CO2 Sensor Discrepancy & Proper Handheld Confirmation

By Madison Denardo - October 15, 2021

Enriching your indoor crops with CO2 is an incredibly powerful strategy that will increase your yield up to 40%. But when sensors alarm, this can also be one of more stressful elements within a grow. Quite often misunderstanding compounds this stress and creates more problems than  solutions. 


Universal CO2 specializes in the systems that deliver and monitor CO2 safely and accurately.


Understanding why your system is alarming and how to fix it has two components: Sensor Calibration and Multisensor Situations. 


Sensor Calibration


Proper sensor calibration is at the heart of what makes a good system operate well. Navigating through all the sensor options out in the world can be daunting. Here are a few tips to help ensure you’re purchasing the right sensors for your needs. 

  1. Are the sensors designed for industrial applications? Quite often typical residential or commercial sensors are sold to unwitting customers. What may work well in an office building will not necessarily work well in an indoor grow environment. Sensors designed for indoor grow environments often have multiple infrared sensors that verify it’s accuracy over time as the sensor may degrade. Residential and commercial grade sensors typically do not have this capability. 

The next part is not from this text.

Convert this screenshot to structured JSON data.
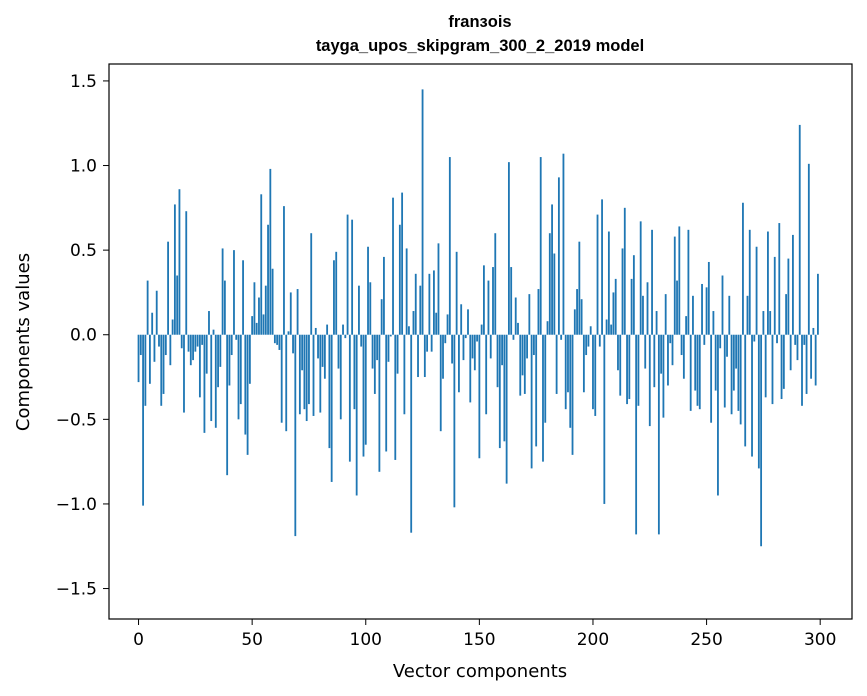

  2. Are they water resistant/proof? Moisture is the CO2 sensor’s biggest culprit for sensor malfunction. If humidity gets too high, or condensation drips into the sensor, or your staff unwittingly sprays water on a sensor, the sensor will malfunction and cause the system to alarm or behave erratically. 

  3. Are the sensors calibrated by ambient factors or through calibration span gasses? If your sensors are calibrated with outdoor air and automatically calibrate, this is a recipe for confusion, frustration, and poor crop growth.


Let’s discuss sensor calibration further. There are basically two types of calibration: Single Point and Multi Point calibrations. Single point calibrations are problematic because it uses an automatic calibration process based on outdoor air. Most people think that this is a good starting point but it’s not because you cannot verify what CO2 ppm is in the air. Whether your facility is next to a highway or out in the countryside, the outside air will calibrate very differently. Thus, giving your ppm calculations an unknown starting point. 


Multi point calibration, like those used by Universal Controls, uses four levels of verified reference gasses. This not only gives us a verified start point but also confirms the accuracy of the sensors through its entire sensing range. Most often, auto calibrating sensors don’t perform to its full capacity let alone perform with accuracy. Universal’s multi point calibration confirms the sensor’s accuracy throughout the full range of performance. 


Single Point (Auto) Calibration

Multi Point Calibration


Multi Sensor Situations


Typically more data is always desirable. At times we will receive calls from clients distressed because our sensors are reading different levels than the third party sensors they installed themselves and those are reading differently from the handheld device they are using to attempt to verify one or the other. 


More sensors does not mean better data. Be mindful which sensors you put in your grow to prevent confusion, frustration, and poor system performance. The common misconception is that the system isn’t working properly when in actuality, the self calibrating sensors have increased the amount of CO2 you're putting into the system. Many will self-calibrate every 24 hours and determine the lowest value seen in that time span to be “400 ppm”. 


This single sensor situation is very important when it pertains to handheld CO2 monitors. High quality and accurate handheld sensors can have up to 13 calibration points to ensure accuracy. If your handheld sensor auto calibrates with outside air it will not be able to accurately measure the enriched air of your facility.


At the end of the day a sensor’s true accuracy can only be known by testing it against a calibration gas with a known CO2 concentration.